PREMA: Principled Tensor Data Recovery from Multiple Aggregated Views

arXiv.org Machine Learning

Multidimensional data have become ubiquitous and are frequently involved in situations where the information is aggregated over multiple data atoms. The aggregation can be over time or other features, such as geographical location or group affiliation. We often have access to multiple aggregated views of the same data, each aggregated in one or more dimensions, especially when data are collected or measured by different agencies. However, data mining and machine learning models require detailed data for personalized analysis and prediction. Thus, data disaggregation algorithms are becoming increasingly important in various domains.
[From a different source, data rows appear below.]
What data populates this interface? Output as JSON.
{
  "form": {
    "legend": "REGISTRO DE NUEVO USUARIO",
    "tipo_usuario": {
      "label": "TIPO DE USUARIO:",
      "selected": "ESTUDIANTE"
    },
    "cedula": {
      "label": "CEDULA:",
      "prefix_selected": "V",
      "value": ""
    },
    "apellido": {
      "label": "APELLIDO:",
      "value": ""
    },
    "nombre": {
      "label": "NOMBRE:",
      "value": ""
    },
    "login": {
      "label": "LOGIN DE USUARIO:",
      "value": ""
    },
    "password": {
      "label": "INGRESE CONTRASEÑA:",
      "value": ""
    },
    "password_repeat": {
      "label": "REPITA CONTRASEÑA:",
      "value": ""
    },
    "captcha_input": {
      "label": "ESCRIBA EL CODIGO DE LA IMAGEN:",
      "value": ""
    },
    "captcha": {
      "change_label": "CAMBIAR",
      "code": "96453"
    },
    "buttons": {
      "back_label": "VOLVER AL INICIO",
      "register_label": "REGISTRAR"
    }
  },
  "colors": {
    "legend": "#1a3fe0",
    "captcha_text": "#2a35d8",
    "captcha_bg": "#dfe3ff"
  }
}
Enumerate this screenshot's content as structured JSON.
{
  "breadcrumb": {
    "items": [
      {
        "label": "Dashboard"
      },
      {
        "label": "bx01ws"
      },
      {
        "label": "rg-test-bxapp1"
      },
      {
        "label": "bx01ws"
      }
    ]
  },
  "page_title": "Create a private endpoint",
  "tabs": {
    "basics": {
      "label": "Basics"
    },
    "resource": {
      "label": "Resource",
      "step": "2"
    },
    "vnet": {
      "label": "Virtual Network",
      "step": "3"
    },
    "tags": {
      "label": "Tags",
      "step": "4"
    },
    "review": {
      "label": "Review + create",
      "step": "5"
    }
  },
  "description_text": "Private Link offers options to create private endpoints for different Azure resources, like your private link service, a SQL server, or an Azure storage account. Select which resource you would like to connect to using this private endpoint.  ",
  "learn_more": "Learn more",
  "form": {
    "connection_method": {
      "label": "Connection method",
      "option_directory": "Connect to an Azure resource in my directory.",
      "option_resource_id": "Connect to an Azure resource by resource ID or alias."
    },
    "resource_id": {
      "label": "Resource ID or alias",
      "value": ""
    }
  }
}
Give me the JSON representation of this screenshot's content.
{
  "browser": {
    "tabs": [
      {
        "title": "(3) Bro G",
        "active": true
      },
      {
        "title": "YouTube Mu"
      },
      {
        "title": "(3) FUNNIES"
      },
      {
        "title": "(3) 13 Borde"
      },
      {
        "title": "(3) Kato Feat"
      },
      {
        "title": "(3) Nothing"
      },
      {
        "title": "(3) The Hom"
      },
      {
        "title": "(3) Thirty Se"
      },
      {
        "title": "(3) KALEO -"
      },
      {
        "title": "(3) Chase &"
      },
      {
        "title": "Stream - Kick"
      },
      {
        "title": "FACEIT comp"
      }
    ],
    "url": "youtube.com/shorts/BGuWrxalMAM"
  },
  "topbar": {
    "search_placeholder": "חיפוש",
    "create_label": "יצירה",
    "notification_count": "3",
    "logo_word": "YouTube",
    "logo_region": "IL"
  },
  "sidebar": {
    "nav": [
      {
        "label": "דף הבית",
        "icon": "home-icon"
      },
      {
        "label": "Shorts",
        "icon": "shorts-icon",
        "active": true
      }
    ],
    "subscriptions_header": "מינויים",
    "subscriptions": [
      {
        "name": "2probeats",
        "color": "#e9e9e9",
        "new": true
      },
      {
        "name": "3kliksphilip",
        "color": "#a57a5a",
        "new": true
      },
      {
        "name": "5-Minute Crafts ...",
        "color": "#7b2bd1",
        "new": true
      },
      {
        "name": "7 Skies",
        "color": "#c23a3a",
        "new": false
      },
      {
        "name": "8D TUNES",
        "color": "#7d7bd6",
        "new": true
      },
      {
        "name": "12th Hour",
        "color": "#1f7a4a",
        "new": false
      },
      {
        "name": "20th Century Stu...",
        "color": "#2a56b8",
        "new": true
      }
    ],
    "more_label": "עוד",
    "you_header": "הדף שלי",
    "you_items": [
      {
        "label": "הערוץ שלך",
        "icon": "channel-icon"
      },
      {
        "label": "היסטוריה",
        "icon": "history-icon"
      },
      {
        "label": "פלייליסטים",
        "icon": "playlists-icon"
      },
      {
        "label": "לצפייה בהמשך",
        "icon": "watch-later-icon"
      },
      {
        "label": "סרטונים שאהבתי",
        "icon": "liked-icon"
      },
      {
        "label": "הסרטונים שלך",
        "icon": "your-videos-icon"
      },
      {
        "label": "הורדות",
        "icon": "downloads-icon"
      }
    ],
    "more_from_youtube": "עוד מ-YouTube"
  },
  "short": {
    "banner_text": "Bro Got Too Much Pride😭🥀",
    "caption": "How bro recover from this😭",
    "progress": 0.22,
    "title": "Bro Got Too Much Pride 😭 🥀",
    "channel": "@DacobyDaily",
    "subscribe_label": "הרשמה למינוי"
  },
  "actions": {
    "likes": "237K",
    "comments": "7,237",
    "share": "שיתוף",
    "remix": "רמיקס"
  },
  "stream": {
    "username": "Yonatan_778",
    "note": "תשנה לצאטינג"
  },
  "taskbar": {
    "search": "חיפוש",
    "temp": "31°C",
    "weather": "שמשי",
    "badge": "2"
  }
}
The goal of this paper is to reconstruct finer-scale data from multiple coarse views, aggregated over different (subsets of) dimensions. The proposed method, called PREMA, leverages low-rank tensor factorization tools to provide recovery guarantees under certain conditions. PREMA is flexible in the sense that it can perform disaggregation on data that have missing entries, i.e., partially observed. The proposed method considers challenging scenarios: i) the available views of the data are aggregated in two dimensions, i.e., double aggregation, and ii) the aggregation patterns are unknown. Experiments on real data from different domains, i.e., sales data from retail companies, crime counts, and weather observations, are presented to showcase the effectiveness of PREMA.